Go to the NCBI, EMBL, and EBI web sites and become familiar with their use.

Exercise 10.2

Read the GenBank format documentation, gbrel.txt.

Exercise 10.3

Write a subroutine that passes a hash by value. Now rewrite it to pass the hash by reference.

Exercise 10.4

Design a module of subroutines to handle the following kinds of data: a flat file containing records consisting of gene names on a line and extra information of any sort on succeeding lines, followed by a blank line. Your subroutines should be able to read in the data and then do a fast lookup on the information associated with a gene name. You should also be able to add new records to the flat file. Now reuse this module to build an address book program.

Exercise 10.5

Descend further into the FEATURES table.

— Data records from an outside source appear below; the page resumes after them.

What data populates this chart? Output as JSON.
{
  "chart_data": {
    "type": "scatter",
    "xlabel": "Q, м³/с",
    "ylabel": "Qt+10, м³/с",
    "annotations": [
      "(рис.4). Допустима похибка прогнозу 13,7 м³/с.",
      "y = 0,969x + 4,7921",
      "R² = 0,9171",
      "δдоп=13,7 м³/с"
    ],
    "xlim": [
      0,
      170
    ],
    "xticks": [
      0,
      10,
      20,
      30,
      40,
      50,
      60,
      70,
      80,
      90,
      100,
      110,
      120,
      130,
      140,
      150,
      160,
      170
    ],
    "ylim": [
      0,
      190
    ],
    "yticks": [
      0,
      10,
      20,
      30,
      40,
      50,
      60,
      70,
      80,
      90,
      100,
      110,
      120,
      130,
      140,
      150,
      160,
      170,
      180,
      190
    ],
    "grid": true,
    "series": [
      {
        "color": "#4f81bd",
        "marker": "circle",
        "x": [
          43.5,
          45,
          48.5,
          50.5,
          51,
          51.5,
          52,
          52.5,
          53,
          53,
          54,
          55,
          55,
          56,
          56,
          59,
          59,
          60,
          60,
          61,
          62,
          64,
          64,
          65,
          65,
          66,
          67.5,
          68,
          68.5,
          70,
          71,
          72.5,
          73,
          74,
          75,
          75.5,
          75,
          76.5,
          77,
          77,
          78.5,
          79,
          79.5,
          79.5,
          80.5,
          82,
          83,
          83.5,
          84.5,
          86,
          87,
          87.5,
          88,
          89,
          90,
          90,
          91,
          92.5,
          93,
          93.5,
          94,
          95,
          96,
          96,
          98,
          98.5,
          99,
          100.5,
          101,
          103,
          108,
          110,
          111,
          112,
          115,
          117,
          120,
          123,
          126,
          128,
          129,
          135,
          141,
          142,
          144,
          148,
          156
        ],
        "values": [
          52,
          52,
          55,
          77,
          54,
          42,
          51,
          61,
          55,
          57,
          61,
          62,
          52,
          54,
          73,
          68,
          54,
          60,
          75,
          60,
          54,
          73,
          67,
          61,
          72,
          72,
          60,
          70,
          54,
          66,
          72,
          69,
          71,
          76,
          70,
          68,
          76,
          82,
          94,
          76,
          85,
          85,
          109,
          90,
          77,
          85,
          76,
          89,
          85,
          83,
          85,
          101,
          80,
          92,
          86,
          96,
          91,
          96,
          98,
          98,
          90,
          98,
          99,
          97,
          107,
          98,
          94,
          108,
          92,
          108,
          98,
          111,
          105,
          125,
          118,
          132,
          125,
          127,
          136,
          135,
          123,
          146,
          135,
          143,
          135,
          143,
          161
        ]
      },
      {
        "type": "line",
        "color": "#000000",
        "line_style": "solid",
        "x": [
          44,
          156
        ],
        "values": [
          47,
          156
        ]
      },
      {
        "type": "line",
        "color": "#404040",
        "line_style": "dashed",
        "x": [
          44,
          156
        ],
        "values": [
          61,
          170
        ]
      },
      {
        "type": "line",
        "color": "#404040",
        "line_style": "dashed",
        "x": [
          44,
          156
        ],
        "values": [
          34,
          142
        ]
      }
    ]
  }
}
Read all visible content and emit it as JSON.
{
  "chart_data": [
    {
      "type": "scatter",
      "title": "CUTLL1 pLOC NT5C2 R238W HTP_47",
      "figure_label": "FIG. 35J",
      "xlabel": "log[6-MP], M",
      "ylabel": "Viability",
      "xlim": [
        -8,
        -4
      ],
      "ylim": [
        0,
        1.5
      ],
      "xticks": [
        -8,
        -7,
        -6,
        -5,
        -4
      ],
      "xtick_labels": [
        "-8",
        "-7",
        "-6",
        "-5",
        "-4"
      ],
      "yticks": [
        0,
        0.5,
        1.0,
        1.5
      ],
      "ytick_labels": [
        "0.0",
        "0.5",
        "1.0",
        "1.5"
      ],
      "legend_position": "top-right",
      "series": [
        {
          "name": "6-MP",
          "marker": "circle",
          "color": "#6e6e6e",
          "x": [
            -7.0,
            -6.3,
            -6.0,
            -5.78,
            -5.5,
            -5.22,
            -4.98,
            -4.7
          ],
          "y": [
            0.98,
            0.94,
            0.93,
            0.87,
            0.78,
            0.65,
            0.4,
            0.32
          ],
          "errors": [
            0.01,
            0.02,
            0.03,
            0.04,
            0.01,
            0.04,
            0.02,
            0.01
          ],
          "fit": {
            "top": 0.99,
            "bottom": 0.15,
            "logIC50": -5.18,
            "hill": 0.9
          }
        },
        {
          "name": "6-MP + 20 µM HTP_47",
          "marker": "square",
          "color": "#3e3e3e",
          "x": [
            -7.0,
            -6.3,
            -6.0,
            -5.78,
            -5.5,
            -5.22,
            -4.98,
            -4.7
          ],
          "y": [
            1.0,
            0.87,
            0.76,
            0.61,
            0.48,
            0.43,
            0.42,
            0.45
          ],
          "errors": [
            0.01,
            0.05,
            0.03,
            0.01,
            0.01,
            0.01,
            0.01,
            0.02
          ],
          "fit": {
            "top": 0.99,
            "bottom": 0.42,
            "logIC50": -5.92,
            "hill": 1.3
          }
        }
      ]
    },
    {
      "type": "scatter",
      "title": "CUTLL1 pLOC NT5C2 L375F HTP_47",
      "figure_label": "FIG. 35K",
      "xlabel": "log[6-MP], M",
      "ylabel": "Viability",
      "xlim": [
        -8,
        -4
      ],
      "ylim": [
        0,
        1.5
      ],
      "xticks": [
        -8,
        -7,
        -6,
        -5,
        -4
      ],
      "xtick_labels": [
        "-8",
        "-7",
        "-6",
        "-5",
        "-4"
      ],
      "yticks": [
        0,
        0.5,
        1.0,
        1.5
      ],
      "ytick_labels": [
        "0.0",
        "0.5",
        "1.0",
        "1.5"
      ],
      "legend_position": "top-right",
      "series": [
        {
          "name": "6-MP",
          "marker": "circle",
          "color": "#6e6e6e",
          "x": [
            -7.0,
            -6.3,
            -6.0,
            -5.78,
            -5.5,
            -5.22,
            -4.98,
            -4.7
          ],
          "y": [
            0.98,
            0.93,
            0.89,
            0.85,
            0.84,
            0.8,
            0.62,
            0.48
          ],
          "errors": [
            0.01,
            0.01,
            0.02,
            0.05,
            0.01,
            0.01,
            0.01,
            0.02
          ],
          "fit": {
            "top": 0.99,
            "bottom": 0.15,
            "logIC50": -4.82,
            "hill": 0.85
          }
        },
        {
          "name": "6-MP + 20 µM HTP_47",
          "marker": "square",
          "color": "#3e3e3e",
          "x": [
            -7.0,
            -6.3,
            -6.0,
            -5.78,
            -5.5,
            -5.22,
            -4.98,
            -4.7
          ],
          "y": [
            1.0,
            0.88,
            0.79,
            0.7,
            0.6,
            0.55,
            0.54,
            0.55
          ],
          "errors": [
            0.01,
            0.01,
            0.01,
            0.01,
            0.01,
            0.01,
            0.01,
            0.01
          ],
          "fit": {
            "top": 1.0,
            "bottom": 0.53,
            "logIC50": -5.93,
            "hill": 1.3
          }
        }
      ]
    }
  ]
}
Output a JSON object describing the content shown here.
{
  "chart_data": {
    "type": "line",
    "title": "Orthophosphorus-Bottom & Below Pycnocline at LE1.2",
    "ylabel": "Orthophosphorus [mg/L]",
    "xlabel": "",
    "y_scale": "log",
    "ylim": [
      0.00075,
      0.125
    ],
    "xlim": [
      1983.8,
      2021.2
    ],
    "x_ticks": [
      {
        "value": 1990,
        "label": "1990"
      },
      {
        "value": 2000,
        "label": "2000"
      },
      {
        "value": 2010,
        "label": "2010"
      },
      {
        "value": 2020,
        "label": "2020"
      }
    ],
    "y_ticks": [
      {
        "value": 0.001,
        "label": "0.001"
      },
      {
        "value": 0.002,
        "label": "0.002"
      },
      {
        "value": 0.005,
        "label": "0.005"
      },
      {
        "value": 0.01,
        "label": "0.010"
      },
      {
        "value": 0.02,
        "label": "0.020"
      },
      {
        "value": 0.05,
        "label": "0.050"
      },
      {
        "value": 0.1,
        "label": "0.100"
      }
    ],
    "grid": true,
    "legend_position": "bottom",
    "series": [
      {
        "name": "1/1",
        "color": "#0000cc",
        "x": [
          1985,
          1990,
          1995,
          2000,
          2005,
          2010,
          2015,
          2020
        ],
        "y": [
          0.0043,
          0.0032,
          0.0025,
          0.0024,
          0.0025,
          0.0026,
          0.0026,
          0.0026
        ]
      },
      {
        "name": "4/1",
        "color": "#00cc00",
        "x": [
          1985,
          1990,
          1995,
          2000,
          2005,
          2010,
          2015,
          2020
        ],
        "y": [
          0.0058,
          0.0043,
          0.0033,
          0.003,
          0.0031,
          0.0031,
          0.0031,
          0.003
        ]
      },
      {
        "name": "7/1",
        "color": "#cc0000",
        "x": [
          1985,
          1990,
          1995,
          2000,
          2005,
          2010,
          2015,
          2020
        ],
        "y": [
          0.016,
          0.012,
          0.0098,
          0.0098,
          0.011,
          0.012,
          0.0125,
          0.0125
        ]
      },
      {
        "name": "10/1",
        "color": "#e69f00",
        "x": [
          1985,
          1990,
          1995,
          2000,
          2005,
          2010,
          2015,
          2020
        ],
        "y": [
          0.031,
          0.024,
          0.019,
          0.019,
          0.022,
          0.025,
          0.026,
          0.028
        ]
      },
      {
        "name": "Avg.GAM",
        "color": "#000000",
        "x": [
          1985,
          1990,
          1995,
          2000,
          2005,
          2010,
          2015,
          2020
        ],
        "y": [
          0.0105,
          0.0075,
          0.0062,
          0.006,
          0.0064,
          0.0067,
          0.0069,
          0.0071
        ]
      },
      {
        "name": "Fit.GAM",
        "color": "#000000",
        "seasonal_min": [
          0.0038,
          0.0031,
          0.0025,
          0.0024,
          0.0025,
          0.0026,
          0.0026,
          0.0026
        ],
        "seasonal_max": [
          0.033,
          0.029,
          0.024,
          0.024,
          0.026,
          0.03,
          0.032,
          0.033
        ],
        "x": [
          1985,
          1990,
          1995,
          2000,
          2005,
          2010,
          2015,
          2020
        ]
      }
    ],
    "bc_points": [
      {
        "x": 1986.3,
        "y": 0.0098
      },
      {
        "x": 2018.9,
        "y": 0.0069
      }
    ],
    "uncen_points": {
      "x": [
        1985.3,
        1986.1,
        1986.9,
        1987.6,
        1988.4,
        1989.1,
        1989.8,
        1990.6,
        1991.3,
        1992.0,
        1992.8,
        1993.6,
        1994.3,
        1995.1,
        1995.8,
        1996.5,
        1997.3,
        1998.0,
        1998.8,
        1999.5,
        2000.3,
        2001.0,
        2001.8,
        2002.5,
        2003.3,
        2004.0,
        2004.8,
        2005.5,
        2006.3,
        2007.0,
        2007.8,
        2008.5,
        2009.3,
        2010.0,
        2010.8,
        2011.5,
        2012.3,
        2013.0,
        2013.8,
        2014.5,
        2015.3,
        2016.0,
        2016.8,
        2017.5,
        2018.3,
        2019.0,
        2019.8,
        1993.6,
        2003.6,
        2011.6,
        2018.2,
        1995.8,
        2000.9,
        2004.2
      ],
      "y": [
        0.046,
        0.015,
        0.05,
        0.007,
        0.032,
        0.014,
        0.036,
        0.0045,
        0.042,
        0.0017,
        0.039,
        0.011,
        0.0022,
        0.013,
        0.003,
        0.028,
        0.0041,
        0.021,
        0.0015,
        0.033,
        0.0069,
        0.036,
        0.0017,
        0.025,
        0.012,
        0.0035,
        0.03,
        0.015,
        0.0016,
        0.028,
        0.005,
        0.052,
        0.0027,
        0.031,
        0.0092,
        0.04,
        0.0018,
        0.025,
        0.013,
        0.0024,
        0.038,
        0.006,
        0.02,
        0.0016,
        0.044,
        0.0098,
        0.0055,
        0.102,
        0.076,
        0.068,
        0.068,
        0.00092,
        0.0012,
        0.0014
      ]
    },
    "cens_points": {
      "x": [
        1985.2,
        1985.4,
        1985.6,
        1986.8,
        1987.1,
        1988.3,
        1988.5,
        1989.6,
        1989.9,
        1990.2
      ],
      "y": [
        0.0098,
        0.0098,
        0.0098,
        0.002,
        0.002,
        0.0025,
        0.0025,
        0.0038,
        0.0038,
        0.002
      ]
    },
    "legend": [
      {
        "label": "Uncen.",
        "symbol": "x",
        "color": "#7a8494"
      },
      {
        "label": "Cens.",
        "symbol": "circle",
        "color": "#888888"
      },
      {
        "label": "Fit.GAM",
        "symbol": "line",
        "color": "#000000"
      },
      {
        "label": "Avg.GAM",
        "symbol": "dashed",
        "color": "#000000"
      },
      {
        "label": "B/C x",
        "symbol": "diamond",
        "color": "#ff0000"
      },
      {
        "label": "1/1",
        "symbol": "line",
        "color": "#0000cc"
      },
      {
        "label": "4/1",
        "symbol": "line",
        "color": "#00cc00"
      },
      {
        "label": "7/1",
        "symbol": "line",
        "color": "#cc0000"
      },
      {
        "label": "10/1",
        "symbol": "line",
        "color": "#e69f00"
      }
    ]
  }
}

Parse the features in the table into their next level by parsing the feature names, locations, and qualifiers. Check the document gbrel.txt for definitions of the structures of the fields.

Exercise 10.6

Write a program that takes a long DNA sequence as input and outputs the counts of all four-base subsequences (256 of them in all), sorted by frequency. A four-base subsequence starts at each location 1, 2, 3, and so on. (This kind of word-frequency analysis is common to many fields of study, including linguistics, computer science, and music.)

Exercise 10.7

Extend the program in Exercise 10.6 to count all the sequences in a GenBank library.

Exercise 10.8

Given an amino acid, find the frequency of occurrence of the adjacent amino acids coded in a DNA sequence; or in a GenBank library.

Exercise 10.10

Extract all the words (excluding words like "the" or other unnecessary words) from the annotation of a library of GenBank records. For each word found, add the offset of the GenBank record in the library to a DBM file that has keys equal to the words, and values that are strings with offsets separated by spaces. In other words, one key can have a space-separated list of offsets for a value. Then you can quickly find all records containing a word like "fibroblast" with a simple lookup, followed by extracting the offsets and seeking into the library with those offsets. How big is your DBM file compared to the GenBank library? What might be involved in constructing a search engine for the annotations in all of GenBank? For human DNA only?

Exercise 10.10

Write a program to make a custom library of oncogenes from the GBPRI division of GenBank.